During the first huge baseball strike in 1981 Roger Angell - who still contributes his elegant prose to the newyorker.com's website - wrote a great lament about the absence of baseball and its "slowly fluctuous standings." He compared the course of a baseball season to a river that "is headed, in its own sweet time, toward a down summer broadening and debouchment and to its end in the estuary of October." (Reprinted in LATE INNINGS: A Baseball Companion: Simon & Schuster, 1982), p382.)

We are now barely ten days into the baseball season and already excitement and agony are overflowing. An Orioles fan like yours truly had no expectations for the four-game series at Yankee Stadium just concluded.

Lo and behold, the Birds took three out of four in the Bronx, winning both extra-inning marathons. Nobody made a bigger contribution than catcher Caleb Joseph in those two nail-biting wins. I doubt if anyone hitting under .100 ever made more of an impact on a series.

Friday night Joseph saved the tie in extras by corralling a wild pitch from Mychal Givens and flipping the ball backhanded to Givens who blocked home plate and applied the tag on sliding Didi Gregorius. Givens sure put his experience as a former shortstop to good use on that play.

(BTW, it is hard to imagine both Cincinnati and Arizona giving up on Didi in trades - he has blossomed into a star on both sides of the ball with the Yankees, yet another of the great players from Curacao, a tiny country near Venezuela with barely a quarter of a million people.)

In Sunday’s 8-7 12-inning win, Caleb saved the one-run lead by being middle man in a very rare 1-2-5 DP. After closer Brad Brach walked two and botched a bunt, Aaron Judge bounced to the mound. Brach forced the runner at the plate and Joseph alertly threw to Tim Beckham at third to get that man Gregorius for out #2.

Brach then struck out Giancarlo Stanton to clinch the victory. Bronx newcomer Stanton had a miserable home stand striking out five times on Sunday and leading nine runners stranded. He had another five-strikeout game earlier in the week.
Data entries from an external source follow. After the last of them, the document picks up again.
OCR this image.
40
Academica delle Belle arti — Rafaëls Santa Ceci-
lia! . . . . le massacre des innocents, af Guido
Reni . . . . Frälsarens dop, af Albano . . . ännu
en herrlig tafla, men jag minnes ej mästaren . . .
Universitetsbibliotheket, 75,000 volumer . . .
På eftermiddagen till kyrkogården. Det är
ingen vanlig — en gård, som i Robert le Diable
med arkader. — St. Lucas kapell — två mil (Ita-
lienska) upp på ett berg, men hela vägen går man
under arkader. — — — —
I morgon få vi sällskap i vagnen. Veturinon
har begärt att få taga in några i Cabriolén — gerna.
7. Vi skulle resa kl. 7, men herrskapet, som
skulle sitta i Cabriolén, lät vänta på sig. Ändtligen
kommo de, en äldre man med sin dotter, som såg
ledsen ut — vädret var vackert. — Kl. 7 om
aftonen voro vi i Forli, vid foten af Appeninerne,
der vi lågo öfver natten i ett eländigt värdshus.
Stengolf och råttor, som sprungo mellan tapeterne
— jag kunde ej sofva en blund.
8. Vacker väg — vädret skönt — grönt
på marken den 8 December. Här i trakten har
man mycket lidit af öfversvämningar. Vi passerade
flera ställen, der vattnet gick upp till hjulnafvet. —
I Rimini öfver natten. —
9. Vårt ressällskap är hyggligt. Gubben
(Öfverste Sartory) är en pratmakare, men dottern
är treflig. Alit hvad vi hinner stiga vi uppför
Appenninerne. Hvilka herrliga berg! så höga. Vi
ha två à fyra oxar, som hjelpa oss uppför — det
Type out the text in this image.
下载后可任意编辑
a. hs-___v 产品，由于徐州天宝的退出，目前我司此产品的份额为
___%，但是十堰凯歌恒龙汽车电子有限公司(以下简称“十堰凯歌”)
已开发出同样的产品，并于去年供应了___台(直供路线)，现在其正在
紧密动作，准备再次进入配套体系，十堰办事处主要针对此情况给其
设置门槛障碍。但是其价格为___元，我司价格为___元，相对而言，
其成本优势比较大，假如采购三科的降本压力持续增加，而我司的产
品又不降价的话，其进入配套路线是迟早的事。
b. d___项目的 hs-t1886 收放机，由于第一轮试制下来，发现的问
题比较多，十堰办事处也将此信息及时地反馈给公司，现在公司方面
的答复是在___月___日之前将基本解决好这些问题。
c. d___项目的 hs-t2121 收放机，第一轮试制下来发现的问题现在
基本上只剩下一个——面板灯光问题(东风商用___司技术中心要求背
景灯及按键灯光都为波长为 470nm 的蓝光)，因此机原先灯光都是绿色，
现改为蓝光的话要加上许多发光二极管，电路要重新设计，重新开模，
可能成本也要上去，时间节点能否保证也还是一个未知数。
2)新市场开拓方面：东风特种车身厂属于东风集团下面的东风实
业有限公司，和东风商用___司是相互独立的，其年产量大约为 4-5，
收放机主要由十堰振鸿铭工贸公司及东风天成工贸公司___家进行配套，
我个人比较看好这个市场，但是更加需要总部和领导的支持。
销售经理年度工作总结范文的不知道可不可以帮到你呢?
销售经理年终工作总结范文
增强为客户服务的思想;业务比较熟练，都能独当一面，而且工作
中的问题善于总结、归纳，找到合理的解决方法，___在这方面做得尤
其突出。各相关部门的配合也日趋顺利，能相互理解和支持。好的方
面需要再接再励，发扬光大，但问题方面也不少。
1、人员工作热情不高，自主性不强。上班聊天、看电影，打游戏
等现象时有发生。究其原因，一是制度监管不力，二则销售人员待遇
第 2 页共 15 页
Coming to a new league is not a piece of cake and longtime Stanton watchers say he is likely to heat up soon. Has a chance to do so in Fenway Park this week. We shall see.

Hard not to root for a guy like Caleb Joseph a mid-round draft pick from unheralded Lipscomb U. in Nashville Tenn. He toiled for years in the minors without getting a callup to majors, once even living for a while in his Double-A clubhouse.

He made another great play defensively on Friday night, running Stanton back to third base on a grounder to the infield and then tagging the runner from second who had made third, and then Stanton. Unfortunately the umpires did not call a double play despite manager Buck Showalter's intense but polite protests.

Shoutouts also deserved for Pedro Alvarez, onetime Pirates #1 draft pick who grew up not far from Yankee Stadium. He hit the game-winning 14th inning grand slam on Friday and scored the winning run on Sunday.

Another journeyman Craig Gentry saved the game with a circus extra-inning catch on Sunday and then got the GWRBI with a 12th inning single. The Birds are still only 4-6 but they are beginning to play gritty come-from-behind baseball, a cautiously hopeful sign.

It is one of baseball’s great cliches that “a season is a marathon, not a sprint.” But it always helps to get off to a good start. Wins in April mean less pressure for wins in August and September.

On the other hand, I feel bad for the fans in Cincinnati, Tampa Bay, San Diego, Miami, and Oakland, and probably soon in Kansas City, Texas, and Philadelphia. A team can dig a hole in April that becomes almost impossible to climb out of, especially with daily inter-league play and constant travel.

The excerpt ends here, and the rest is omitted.